KOP SURAT PT C No. 00/000000/2014 Jakarta, 6 Januari 2014 Kepada Yth. Presiden Direktur PT D Jln. Bla bla bla Jakarta 12345 Indonesia Perihal: Tanggapan atas Penghentian Sementara (Suspension) Kontrak No.: 00000 Charter Pesawat Dengan hormat, Kami telah menerima surat PT D No. 1111/2014 tanggal 3 Januari 2014 perihal tersebut dalam pokok surat itu.
367
Perlu kami sampaikan bahwa ketidakmampuan dan kegagalan PT D dalam memenuhi kewajibannya dalam Kontrak yaitu diantaranya: Ketersediaan Hanggar, Pilot/Co-Pilot yang lengkap, dan Ketersediaan Sparepart 1 dan 2 merupakan bagian dari KPI yang bersifat menyeluruh dari pelaksanaan Kontrak dan sangat terkait dengan aspek keselamatan penerbangan yang bukan hanya menjadi perhatian PT C tetapi juga para pemegang saham PT C. Selain kegagalan PT D tersebut di atas, perlu juga kami ingatkan bahwa PT D juga tidak memenuhi kewajibannya dalam hal Training, Quality Assurance dan Audit Closure sehingga ketaatan dan kepatuhan terhadap hal-hal yang diatur dalam Kontrak tidak dipenuhi oleh PT D yang mengakibatkan terjadinya penurunan tingkat keselamatan penerbangan dan penumpang dalam menunjang kegiatan Operasi Penerbangan PT C, seperti: (i) Pilot yang sedang berkabung disebabkan orang tuanya meninggal masih tetap menerbangkan pesawat karena tidak tersedianya Pilot Pengganti, (ii) Co Pilot yang tidak memenuhi spesifikasi kontrak dan dipaksakan untuk menerbangkan Pesawat, dan (iii) Penerbangan Lembaga AA pernah mengalami kejadian Near Miss.
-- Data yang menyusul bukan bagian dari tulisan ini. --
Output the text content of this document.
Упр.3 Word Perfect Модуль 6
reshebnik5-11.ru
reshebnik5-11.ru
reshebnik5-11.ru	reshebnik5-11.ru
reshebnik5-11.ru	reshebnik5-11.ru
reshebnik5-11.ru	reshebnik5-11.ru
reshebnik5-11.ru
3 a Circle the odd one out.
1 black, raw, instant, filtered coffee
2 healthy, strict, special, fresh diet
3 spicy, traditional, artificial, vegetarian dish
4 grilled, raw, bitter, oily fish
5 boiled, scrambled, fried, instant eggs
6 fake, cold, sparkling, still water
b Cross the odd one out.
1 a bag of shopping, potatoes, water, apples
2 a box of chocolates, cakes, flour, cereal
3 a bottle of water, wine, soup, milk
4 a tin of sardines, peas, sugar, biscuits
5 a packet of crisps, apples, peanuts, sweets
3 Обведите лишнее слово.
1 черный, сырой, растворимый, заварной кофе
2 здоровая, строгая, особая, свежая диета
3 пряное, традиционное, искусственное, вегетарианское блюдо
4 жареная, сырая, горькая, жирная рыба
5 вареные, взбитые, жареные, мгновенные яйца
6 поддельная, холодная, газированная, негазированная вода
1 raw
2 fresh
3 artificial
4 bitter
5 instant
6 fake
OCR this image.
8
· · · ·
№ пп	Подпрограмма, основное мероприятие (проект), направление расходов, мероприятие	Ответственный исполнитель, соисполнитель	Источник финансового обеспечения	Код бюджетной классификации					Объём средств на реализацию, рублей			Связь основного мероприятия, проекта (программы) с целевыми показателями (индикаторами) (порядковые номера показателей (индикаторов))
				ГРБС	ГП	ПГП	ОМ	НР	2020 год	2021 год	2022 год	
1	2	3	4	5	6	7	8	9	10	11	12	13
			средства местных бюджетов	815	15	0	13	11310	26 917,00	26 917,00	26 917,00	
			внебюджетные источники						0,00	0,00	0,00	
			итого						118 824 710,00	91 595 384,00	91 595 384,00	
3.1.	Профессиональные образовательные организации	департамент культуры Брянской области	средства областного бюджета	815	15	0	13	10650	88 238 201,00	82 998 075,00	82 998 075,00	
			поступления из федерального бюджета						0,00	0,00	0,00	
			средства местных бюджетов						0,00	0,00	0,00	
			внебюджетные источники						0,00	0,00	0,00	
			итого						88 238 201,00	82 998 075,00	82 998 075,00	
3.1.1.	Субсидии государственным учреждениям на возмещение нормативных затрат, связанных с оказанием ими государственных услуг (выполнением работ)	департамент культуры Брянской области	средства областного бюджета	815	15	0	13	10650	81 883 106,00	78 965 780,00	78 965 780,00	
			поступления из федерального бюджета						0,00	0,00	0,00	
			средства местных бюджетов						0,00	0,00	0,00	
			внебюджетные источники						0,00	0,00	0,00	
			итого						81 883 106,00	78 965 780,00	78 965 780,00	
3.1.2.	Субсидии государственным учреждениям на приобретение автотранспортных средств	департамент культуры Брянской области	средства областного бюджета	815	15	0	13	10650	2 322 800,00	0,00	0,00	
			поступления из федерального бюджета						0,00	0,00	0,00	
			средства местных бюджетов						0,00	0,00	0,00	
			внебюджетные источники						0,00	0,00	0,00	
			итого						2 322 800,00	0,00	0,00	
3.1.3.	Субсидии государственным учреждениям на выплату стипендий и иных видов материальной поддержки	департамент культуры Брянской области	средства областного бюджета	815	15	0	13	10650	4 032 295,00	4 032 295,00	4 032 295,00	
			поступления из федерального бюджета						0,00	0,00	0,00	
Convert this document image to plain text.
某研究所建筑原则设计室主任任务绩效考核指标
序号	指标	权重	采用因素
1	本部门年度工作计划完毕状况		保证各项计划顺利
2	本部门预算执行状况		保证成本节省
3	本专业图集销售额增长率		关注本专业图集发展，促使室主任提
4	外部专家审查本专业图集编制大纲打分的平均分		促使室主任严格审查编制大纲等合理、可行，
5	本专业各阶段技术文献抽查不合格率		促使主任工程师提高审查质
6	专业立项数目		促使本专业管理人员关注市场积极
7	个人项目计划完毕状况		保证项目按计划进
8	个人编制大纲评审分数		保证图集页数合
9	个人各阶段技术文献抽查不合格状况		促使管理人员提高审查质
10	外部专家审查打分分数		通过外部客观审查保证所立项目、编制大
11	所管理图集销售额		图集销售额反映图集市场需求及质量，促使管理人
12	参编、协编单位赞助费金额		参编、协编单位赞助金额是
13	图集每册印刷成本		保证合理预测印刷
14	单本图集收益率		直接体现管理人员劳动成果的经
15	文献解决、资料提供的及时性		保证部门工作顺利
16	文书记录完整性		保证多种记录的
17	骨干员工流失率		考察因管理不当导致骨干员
Di dalam surat PT D tersebut di atas, PT D telah mengakui kekurangan-kekurangan dan kegagalankegagalan PT D di atas hal-hal yang dikeluhkan PT C dalam surat PT C sebelumnya (No. 00), namun kami sangat kecewa bahwa pengakuan PT D tersebut tidak disertai dengan penyesalan, bahkan kami melihat bahwa PT D menganggap masalah aspek keselamatan lebih pada semata-mata sesuatu yang dapat dikompensasikan dengan uang. Sehubungan dengan hal-hal di atas dan mengingat kegagalan-kegagalan PT D dalam memenuhi kewajibannya dalam Kontrak telah berlangsung lama dan berulang-ulang, dengan sangat menyesal kami tegaskan bahwa PT C tidak dapat menerima alasan dan usulan yang disampaikan PT D dalam surat PT D tersebut di atas sehingga Penghentian Sementara (Suspension) Kontrak adalah bersifat final dan tetap diberlakukan efektif mulai tanggal 7 Januari 2014, pukul 12.00 WITA sampai dengan 18 Januari 2014 dengan segala konsekuensinya sesuai surat PT C No. 00 tertanggal 2 Januari 2014. Demikian kami sampaikan agar kiranya maklum dan PT C tidak akan membalas korespondensi lanjutan dari PT D perihal keberatan atas Penghentian Sementara ini. Atas perhatiannya, diucapkan terimakasih.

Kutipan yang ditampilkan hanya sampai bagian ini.